The Fisheries Service issued the permit May 8, about a year after a federal court ordered the Hawaiian shallow-set longline fishery closed to protect endangered loggerhead sea turtles following a lawsuit filed by Turtle Island Restoration Network and the Center for Biological Diversity, represented by Earthjustice. After the court invalidated the inflated limits on incidental catch of sea turtles, the lower limits compelled an immediate closure of the Hawaiian shallow-set longline fishery.

Turtle Island Restoration Network is a global nonprofit whose mission is to inspire and mobilize people around the world to protect marine biodiversity and the oceans that sustain all life on Earth.
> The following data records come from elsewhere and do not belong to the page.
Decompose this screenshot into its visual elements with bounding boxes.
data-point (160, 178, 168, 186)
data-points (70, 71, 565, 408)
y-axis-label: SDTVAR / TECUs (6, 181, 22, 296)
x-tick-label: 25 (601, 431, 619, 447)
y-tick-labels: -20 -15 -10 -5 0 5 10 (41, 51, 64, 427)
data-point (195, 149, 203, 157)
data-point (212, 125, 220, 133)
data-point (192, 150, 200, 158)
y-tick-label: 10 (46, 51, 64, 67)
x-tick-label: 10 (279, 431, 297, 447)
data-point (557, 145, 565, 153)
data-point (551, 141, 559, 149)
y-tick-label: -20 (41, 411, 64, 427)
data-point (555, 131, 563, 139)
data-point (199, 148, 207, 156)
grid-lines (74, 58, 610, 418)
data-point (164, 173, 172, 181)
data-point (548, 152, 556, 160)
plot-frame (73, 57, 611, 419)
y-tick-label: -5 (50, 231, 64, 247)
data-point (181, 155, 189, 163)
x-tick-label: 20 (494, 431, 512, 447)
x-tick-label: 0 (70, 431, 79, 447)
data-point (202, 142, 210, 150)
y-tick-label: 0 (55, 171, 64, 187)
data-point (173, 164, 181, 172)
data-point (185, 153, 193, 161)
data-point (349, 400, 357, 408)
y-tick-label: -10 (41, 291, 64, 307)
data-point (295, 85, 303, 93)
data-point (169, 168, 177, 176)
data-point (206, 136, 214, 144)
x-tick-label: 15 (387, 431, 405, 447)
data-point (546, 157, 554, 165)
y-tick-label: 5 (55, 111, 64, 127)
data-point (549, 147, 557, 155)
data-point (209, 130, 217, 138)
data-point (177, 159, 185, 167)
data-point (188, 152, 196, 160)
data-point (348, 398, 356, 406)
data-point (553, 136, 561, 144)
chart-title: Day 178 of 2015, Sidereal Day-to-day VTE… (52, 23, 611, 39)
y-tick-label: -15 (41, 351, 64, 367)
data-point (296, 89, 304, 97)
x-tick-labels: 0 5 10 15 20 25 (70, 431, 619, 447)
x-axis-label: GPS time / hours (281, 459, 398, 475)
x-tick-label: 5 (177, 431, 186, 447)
Learn more at 

The SeaChange Agency was launched in recognition that sharks and sea turtles, as well as other threatened marine species, are vulnerable and telling barometers for the overall health of the oceans, and that they face many massive hurdles in their battle for survival. In response, we help support endangered populations and preservation projects in several key locations across the globe. We strive to close the loop, educate people about their part in the problem, engage people in their part of the solution, and elevate the condition of the ocean at large, as well as our local waters.